If they can’t convince the SBA they met those requirements,  borrowers have two years to repay it at a 1 percent interest rate.

The measure limits independent contractors and the self-employed to borrow up to two months of their pay based on their 2019 income tax return or $15,385, whichever is less, toward forgiveness. Retirement plan contributions and health insurance premiums are not forgivable unless a business has employees.

The way the law is written, forgiveness provisions are less generous for entrepreneurs who lack employees, the network reported.

“It seems like self-employed people won’t get credit for anything other than salary,” Greg Zbylut, a tax attorney at Breyer Andrew in Burbank, California, told CNBC. “We still have some people who haven’t applied for the PPP loan for these very reasons.”

Another factor that makes the 75/25 guideline impossible to meet for self-employed people who conduct their business in cities with high rents, said Katie Vlietstra, vice president for government relations at the National Association for the Self-Employed.

“Rent and mortgage far exceed 25 percent of costs for locations in cities,” she told the network. “They have low payroll and high overhead expenses.”

CNBC reported the SBA expected the major costs for the  self-employed would be paying themselves.

“Many self-employed individuals have few of the overhead expenses that qualify for forgiveness under the Act,” the SBA said. “For example, many such individuals operate out of either their homes, vehicles or sheds and thus do not incur qualifying mortgage interest, rent or utility payments.

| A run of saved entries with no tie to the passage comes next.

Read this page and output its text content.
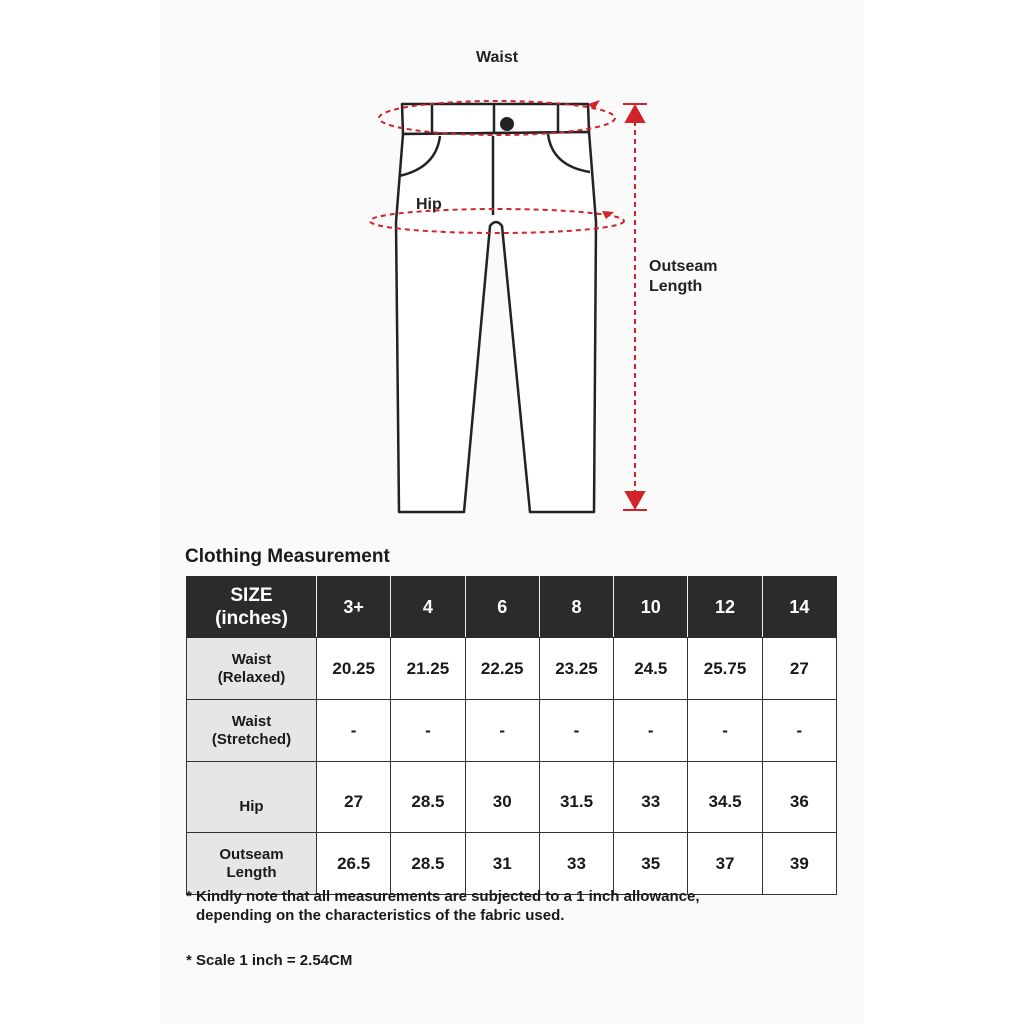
Waist
Hip
Outseam Length
Clothing Measurement
SIZE
(inches)	3+	4	6	8	10	12	14
Waist
(Relaxed)	20.25	21.25	22.25	23.25	24.5	25.75	27
Waist
(Stretched)	-	-	-	-	-	-	-
Hip	27	28.5	30	31.5	33	34.5	36
Outseam
Length	26.5	28.5	31	33	35	37	39
* Kindly note that all measurements are subjected to a 1 inch allowance,
depending on the characteristics of the fabric used.
* Scale 1 inch = 2.54CM
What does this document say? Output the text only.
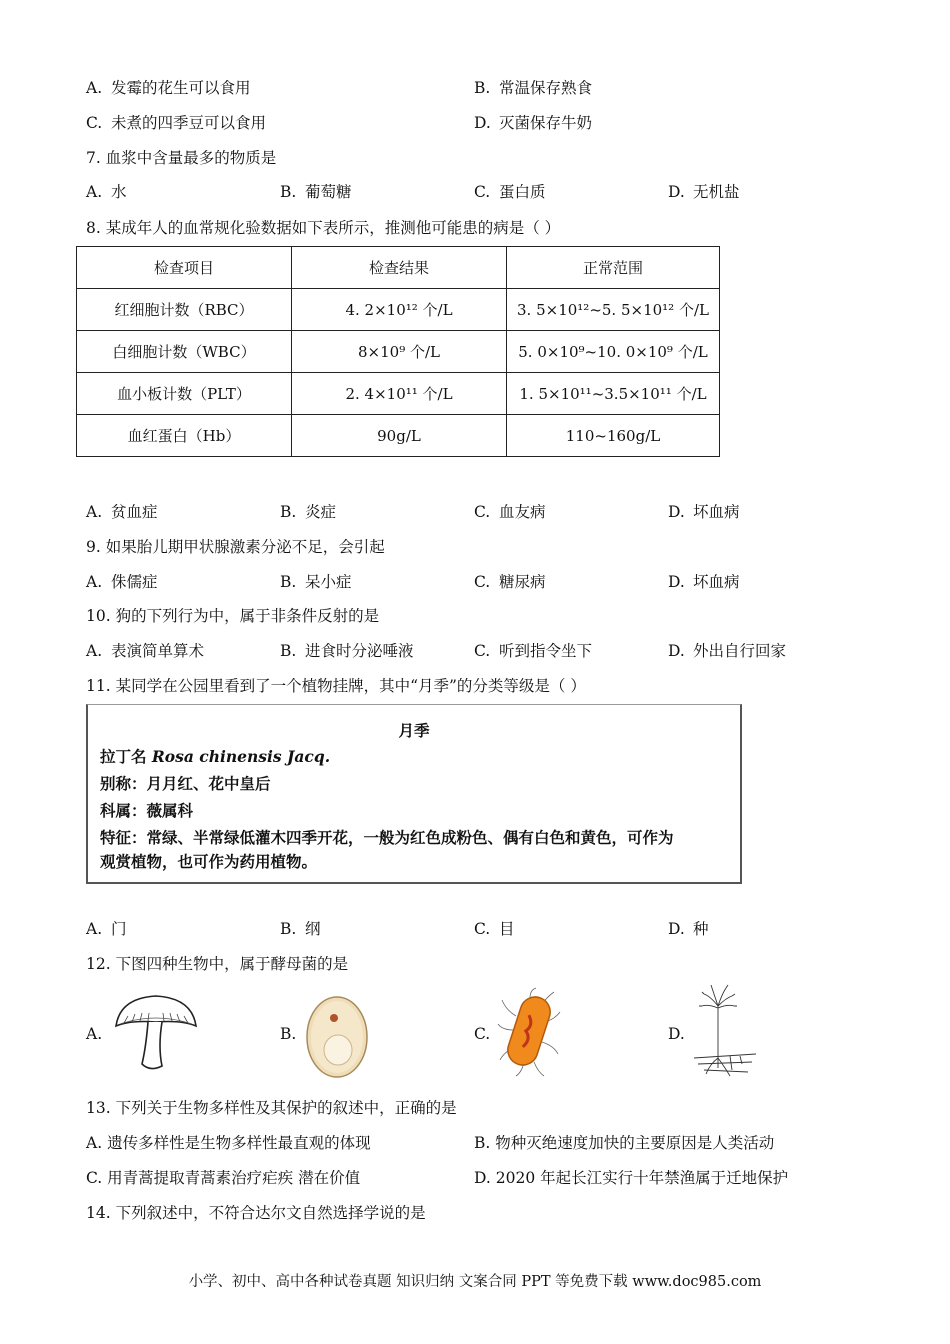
A. 发霉的花生可以食用	B. 常温保存熟食
C. 未煮的四季豆可以食用	D. 灭菌保存牛奶
7. 血浆中含量最多的物质是
A. 水	B. 葡萄糖	C. 蛋白质	D. 无机盐
8. 某成年人的血常规化验数据如下表所示，推测他可能患的病是（ ）
检查项目	检查结果	正常范围
红细胞计数（RBC）	4. 2×10¹² 个/L	3. 5×10¹²~5. 5×10¹² 个/L
白细胞计数（WBC）	8×10⁹ 个/L	5. 0×10⁹~10. 0×10⁹ 个/L
血小板计数（PLT）	2. 4×10¹¹ 个/L	1. 5×10¹¹~3.5×10¹¹ 个/L
血红蛋白（Hb）	90g/L	110~160g/L
A. 贫血症	B. 炎症	C. 血友病	D. 坏血病
9. 如果胎儿期甲状腺激素分泌不足，会引起
A. 侏儒症	B. 呆小症	C. 糖尿病	D. 坏血病
10. 狗的下列行为中，属于非条件反射的是
A. 表演简单算术	B. 进食时分泌唾液	C. 听到指令坐下	D. 外出自行回家
11. 某同学在公园里看到了一个植物挂牌，其中“月季”的分类等级是（ ）
月季
拉丁名 Rosa chinensis Jacq.
别称：月月红、花中皇后
科属：薇属科
特征：常绿、半常绿低灌木四季开花，一般为红色成粉色、偶有白色和黄色，可作为
观赏植物，也可作为药用植物。
A. 门	B. 纲	C. 目	D. 种
12. 下图四种生物中，属于酵母菌的是
A.	B.	C.	D.
13. 下列关于生物多样性及其保护的叙述中，正确的是
A. 遗传多样性是生物多样性最直观的体现	B. 物种灭绝速度加快的主要原因是人类活动
C. 用青蒿提取青蒿素治疗疟疾 潜在价值	D. 2020 年起长江实行十年禁渔属于迁地保护
14. 下列叙述中，不符合达尔文自然选择学说的是
小学、初中、高中各种试卷真题 知识归纳 文案合同 PPT 等免费下载 www.doc985.com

As a result, most of their receipts will constitute net income.”

But Dawn Minotas, CPA and managing director at Marcum LLP in Mayfield Village, Ohio told the news service her company anticipated these issues with Schedule C applicants.

“Don’t apply for the maximum amount you’re eligible for; apply for what you feel you need,” she said.

Zbylut said many entrepreneurs were frightened to apply for the second round of PPP funding.

“I think for the self-employed people, they got a bit of a raw deal, not being able to include health insurance or pensions,” he said. “We still need more clarification on this.”